I’m thankful to the people who have taken the time to write a review on amazon or Goodreads, to share a link, or tell a friend. There are quite a few of you out there and I don’t want this post to sound like I’m whining or somehow ignoring the enormous favor you’ve done for both me and the book. I appreciate everything and am sincerely touched by any feedback (positive or otherwise).
I mean, the book exists regardless of whether it has an audience or not. That’s something I’m happy about, proud of, because I now have this artifact on my shelf, something I can look at while I’m working on new projects and say, “oh yeah, that was a good one, glad I did it.”
But still…I’ve got this hankering for a mulligan, a chance to launch the book again and be on my A-game this time, promotion-wise (which I’m not even sure what that means, but it would probably have to do with being more obnoxious, sending out more emails, not something I’m a fan of).
I can’t have that launch again–and I’m not looking to dip into sensationalism here–but I can lay down an offer:
If you buy, read and then don’t enjoy The Summer Job: you can punch me in the head.
Nothing below the eyes or above the chin (I don’t want to lose any teeth and I feel like I’ve probably got a glass nose), but anywhere else on the head, temples included.

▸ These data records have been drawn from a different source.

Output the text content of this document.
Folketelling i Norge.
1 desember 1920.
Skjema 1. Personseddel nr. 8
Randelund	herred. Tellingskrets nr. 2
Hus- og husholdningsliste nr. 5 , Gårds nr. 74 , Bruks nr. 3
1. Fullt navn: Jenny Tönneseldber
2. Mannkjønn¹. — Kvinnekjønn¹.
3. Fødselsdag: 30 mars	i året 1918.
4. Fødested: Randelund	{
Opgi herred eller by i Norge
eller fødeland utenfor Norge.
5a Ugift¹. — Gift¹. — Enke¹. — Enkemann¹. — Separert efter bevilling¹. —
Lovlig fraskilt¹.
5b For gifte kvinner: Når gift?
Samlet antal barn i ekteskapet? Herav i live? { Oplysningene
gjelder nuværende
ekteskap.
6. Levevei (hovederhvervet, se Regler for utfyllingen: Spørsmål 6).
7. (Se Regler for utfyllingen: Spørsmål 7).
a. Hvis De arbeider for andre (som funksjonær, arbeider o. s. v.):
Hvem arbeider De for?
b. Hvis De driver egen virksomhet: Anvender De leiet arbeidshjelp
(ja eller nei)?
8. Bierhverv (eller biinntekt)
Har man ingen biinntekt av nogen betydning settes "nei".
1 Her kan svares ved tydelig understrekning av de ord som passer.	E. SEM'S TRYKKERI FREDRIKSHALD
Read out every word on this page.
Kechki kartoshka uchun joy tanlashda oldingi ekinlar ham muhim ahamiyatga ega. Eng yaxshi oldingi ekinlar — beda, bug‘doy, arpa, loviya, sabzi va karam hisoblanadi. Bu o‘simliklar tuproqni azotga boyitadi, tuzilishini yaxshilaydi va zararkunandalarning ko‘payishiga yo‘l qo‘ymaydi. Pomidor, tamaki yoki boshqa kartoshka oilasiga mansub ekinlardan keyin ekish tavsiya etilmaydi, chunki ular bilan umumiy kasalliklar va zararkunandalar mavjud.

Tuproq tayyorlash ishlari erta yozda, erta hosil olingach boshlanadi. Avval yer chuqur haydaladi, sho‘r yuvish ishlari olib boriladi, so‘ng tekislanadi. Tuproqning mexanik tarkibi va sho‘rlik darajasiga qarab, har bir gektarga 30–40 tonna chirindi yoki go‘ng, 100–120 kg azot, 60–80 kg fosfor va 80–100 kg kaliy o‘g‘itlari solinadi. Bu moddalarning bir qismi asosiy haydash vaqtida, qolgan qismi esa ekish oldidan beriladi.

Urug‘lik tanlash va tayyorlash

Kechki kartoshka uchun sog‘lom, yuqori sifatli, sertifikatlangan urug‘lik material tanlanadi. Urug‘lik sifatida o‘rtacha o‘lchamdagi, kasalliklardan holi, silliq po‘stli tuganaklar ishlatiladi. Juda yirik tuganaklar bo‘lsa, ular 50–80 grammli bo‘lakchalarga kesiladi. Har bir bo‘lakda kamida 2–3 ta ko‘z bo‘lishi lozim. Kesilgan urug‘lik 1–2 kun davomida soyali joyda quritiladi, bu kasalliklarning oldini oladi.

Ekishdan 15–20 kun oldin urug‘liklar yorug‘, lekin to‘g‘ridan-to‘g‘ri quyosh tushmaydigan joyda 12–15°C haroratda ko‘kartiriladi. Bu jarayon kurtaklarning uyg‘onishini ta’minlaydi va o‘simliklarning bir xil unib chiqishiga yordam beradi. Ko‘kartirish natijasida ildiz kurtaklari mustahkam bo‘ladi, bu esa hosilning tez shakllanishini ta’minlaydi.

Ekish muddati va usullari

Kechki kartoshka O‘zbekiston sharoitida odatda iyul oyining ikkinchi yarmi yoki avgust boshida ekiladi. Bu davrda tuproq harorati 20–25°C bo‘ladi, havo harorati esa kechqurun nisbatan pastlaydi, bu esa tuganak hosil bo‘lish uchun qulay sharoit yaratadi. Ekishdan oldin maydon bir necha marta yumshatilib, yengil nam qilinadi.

But, sincerely, if you actively dislike the book: provide me with proof-of-purchase and I’ll send you back the four bucks and change you paid for the ebook.*
Or I’ll send you one of my other books as a replacement.
Whichever you prefer.
Because I want to push sales, gather some momentum, this offer will be valid on books purchased from now until the end of August.
I’m confident in this novel, and thus fairly certain I won’t have any takers for this offer, but that doesn’t mean you can’t spread the word around and give people a chance to take The Summer Job taste-test for themselves.
I wouldn’t make an appeal like this just to make a few extra bucks (my royalties aren’t going to make me a millionaire, maybe not even a thousandaire), I’m doing it because I want to see the book get in more hands, hear what a broader audience has to say about it.
Thanks for you time.
*The fine print: don’t just buy it and quickly return it, I’ll be able to tell from your order number. All refunds will be sent in an envelope, snail mail, and I can’t promise I won’t have wiped my nose with the bills.